The Americans rather smartly plays on the "new Cold War" that began with Reagan's inauguration and the President's proposal of the Strategic Defense Initiative, or so-called "Star Wars" missile defense program. The series is rather ruthless in depicting the rampant espionage that both the Americans and the Soviets engaged in during this era, a complicated labyrinth where neither the Jennings, Beeman nor a number of other interrelated characters, ever truly trusts the people with whom they're interacting and parlaying various state secrets. There's a certain over calculated aspect to the series at times, especially with the neighboring spies and FBI agent, as well as a perhaps too convoluted cascading series of events as the series wends it way through its first season, where a number of betrayals and counter-betrayals may leave some viewers at least momentarily perplexed.
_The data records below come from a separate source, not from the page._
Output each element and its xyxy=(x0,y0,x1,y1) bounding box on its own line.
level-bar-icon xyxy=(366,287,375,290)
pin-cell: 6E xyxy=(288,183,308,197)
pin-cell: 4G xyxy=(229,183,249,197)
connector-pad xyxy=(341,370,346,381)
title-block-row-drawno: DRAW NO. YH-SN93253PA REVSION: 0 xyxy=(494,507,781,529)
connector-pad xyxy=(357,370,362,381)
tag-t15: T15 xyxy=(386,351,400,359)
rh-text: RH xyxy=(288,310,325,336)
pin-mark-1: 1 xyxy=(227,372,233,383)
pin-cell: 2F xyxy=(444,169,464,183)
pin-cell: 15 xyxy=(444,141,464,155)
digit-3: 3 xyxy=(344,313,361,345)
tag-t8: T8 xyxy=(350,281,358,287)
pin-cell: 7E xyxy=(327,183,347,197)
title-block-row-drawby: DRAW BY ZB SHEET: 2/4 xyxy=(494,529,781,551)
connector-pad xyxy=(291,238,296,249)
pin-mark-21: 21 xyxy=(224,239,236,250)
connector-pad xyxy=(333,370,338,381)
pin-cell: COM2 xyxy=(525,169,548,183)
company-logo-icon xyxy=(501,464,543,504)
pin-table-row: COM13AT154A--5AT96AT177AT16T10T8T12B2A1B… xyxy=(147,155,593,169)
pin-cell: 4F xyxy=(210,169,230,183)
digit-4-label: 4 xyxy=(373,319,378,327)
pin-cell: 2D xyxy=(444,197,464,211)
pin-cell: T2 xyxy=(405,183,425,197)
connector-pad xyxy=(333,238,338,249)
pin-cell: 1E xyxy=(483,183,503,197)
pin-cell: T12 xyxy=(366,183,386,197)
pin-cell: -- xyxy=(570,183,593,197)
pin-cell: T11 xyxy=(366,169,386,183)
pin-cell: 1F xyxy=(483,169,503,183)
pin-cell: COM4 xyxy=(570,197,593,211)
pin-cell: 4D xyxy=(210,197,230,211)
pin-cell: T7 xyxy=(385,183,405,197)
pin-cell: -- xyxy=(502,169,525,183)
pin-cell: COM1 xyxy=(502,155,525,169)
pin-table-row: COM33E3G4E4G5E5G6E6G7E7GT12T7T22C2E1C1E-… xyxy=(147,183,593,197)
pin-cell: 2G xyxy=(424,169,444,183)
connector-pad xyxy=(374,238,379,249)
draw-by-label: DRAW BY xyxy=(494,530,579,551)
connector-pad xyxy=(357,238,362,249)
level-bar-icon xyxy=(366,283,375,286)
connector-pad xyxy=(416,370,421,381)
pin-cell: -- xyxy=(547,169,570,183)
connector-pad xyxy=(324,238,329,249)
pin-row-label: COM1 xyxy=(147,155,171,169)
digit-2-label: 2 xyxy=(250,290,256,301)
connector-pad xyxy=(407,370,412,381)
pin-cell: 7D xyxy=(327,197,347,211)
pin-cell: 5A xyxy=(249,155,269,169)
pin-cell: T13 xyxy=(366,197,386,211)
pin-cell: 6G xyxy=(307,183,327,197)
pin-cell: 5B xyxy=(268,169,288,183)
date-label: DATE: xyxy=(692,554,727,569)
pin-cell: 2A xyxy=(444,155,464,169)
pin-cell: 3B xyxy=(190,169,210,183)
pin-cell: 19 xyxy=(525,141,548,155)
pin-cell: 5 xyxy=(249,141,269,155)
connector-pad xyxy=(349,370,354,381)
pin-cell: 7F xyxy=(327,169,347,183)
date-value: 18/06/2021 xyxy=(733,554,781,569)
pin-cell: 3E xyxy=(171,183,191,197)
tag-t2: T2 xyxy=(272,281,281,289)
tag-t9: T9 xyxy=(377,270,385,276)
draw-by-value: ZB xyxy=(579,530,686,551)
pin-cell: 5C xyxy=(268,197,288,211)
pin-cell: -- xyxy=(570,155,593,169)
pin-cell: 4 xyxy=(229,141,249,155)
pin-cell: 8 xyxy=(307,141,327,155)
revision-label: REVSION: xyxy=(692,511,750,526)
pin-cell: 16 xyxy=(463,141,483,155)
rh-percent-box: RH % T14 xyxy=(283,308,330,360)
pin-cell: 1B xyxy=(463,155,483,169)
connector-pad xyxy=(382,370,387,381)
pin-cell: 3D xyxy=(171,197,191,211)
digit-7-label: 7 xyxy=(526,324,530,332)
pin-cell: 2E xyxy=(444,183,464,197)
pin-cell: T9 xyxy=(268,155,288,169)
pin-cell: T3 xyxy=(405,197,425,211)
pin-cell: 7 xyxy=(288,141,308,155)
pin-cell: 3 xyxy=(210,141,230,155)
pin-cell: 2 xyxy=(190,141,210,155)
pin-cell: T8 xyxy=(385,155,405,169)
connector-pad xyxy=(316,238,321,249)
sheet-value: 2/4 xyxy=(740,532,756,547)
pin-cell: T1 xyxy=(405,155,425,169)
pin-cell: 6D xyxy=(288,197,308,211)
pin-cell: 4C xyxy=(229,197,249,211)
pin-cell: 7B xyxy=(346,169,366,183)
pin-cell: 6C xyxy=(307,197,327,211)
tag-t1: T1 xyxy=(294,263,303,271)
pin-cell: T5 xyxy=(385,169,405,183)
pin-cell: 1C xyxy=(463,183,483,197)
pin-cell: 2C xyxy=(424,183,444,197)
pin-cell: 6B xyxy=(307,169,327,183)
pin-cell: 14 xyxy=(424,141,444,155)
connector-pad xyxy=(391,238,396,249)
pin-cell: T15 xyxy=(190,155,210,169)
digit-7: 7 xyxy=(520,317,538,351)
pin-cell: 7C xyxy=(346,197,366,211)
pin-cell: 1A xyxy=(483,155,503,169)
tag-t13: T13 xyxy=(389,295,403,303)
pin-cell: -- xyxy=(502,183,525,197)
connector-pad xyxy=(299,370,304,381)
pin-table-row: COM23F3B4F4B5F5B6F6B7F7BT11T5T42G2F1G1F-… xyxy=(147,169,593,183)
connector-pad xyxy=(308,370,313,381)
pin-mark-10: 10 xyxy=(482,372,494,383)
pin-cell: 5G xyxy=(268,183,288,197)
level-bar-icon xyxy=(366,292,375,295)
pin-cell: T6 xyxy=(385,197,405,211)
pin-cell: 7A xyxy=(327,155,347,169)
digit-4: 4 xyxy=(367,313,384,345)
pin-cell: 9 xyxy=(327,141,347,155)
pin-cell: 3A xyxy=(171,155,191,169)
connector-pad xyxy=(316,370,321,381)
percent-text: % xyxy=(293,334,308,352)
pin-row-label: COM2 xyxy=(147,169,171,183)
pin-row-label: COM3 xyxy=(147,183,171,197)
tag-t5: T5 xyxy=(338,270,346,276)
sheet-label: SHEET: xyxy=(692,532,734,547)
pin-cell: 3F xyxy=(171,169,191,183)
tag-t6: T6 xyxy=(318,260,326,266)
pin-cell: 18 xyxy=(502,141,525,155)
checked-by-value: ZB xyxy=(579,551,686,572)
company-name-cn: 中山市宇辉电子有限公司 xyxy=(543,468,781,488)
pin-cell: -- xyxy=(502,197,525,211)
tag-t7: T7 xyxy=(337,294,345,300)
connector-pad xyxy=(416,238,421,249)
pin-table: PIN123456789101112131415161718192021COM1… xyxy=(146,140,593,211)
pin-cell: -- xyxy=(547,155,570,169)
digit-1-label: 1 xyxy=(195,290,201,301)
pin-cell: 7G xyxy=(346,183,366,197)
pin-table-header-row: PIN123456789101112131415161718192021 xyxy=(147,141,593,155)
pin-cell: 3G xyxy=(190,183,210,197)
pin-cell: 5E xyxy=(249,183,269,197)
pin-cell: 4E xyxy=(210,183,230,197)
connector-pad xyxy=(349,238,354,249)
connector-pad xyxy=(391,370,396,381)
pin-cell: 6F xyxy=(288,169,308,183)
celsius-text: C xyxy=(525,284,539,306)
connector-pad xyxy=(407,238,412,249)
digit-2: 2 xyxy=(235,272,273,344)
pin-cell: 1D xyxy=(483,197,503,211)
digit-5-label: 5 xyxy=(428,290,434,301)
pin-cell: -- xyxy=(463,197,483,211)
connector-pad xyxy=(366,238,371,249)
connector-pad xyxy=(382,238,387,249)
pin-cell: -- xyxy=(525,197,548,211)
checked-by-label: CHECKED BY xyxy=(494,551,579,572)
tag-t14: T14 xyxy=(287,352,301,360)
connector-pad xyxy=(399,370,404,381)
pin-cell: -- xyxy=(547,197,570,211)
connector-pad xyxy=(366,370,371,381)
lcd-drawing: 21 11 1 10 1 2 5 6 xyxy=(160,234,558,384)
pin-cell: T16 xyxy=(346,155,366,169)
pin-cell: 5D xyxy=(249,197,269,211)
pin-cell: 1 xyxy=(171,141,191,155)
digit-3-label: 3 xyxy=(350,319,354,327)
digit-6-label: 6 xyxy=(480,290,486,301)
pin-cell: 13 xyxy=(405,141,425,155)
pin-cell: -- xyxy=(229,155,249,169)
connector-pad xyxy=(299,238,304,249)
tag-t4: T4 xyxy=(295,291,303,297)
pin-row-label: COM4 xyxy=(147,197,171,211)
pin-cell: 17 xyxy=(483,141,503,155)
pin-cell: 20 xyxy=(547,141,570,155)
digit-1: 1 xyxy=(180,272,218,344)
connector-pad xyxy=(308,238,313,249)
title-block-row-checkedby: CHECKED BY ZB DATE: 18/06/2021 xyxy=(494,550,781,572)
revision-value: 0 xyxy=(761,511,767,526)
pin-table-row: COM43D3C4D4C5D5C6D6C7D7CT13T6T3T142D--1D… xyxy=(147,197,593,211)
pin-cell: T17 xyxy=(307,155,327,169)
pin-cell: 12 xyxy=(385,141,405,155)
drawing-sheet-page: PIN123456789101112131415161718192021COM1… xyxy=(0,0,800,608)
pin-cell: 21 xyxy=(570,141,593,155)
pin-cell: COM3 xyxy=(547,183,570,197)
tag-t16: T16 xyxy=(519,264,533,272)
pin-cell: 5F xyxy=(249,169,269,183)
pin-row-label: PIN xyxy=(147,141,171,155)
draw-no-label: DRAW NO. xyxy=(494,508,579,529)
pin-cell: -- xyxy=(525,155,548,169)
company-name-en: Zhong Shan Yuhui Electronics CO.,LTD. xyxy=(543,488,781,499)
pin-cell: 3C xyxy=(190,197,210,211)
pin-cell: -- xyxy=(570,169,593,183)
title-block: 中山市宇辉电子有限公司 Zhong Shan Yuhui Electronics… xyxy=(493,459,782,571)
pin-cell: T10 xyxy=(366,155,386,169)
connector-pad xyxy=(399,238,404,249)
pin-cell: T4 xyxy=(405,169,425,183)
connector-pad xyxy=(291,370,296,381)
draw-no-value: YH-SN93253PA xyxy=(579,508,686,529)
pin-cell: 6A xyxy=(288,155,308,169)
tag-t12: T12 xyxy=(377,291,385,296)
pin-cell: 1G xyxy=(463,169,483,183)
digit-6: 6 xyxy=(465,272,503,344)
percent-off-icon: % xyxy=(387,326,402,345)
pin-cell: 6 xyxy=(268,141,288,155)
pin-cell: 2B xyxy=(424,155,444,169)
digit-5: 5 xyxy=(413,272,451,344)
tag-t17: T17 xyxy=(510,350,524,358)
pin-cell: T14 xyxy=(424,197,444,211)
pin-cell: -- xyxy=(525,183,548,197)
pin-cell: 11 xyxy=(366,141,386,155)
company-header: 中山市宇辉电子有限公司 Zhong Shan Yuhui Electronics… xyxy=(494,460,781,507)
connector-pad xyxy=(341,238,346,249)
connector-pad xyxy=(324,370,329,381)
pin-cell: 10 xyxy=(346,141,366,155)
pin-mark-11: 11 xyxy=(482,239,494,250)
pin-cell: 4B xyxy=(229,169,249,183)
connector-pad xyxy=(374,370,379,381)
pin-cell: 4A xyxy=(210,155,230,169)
While perhaps too overly contrived and even patently unbelievable to be totally compelling (despite its "historically accurate" antecedents), The Americans is often a lot of fun. The Jennings assume a number of sometimes hilarious aliases through the first season, and Russell and Rhys seem to be having a field day playing these multilayered characters. Supporting performances are also uniformly solid, including the seemingly unavoidable Margo Martindale as a "handler" with a few secrets of her own. Erstwhile John-Boy Richard Thomas also turns in some nice guest performances as an FBI agent trying to get to the bottom of the Russian plot to infiltrate American society.
The Americans: The Complete First Season is presented on Blu-ray courtesy of 20th Century Fox Home Entertainment with an AVC encoded 1080p transfer in 1.78:1. This series delights in recreating the "lo-fi" world of the 1980s, and I almost have to wonder if some kind of conscious decision was made to carry that over into the look of this series, for despite being shot with the Arri Alexa, this is one of the more curiously soft, drab, low contrast shows I personally remember having seen recently. Episode after episode is built on scenes shot in what appears to be natural, and often very low, light, adding a murky haze to even daytime interior scenes. Colors are rarely more than anemic, though there are occasional welcome exceptions. The Americans: The Complete First Season features an often nicely immersive lossless DTS-HD Master Audio 5.1 mix that really springs to life in some of the action sequences (like the exciting opening scenes), but which still provides better than average surround activity even in the supposedly calmer domestic environments the series depicts.
Special Features:
Disc One:
- Deleted Scenes
- Deleted Scenes
- The Colonel Commentary Featuring Joseph Weisberg, Joel Fields and Noah Emmerich. The exciting season finale gets a fun and informative commentary. There's some funny stuff here (their discussion about the "recaps" is pretty amusing), but there are also some nice honors thrown toward both the cast as well as the crew.
- Deleted Scenes
- Gag Reel
- Executive Order 2579: Exposing The Americans features a number of interviews that deal not just with this directive but the genesis of the show itself.
- Perfecting the Art of Espionage focuses on the research the creative team did in order to make the series as accurate as possible.
- Ingenuity Over Technology looks at the now retro technology on view in the show.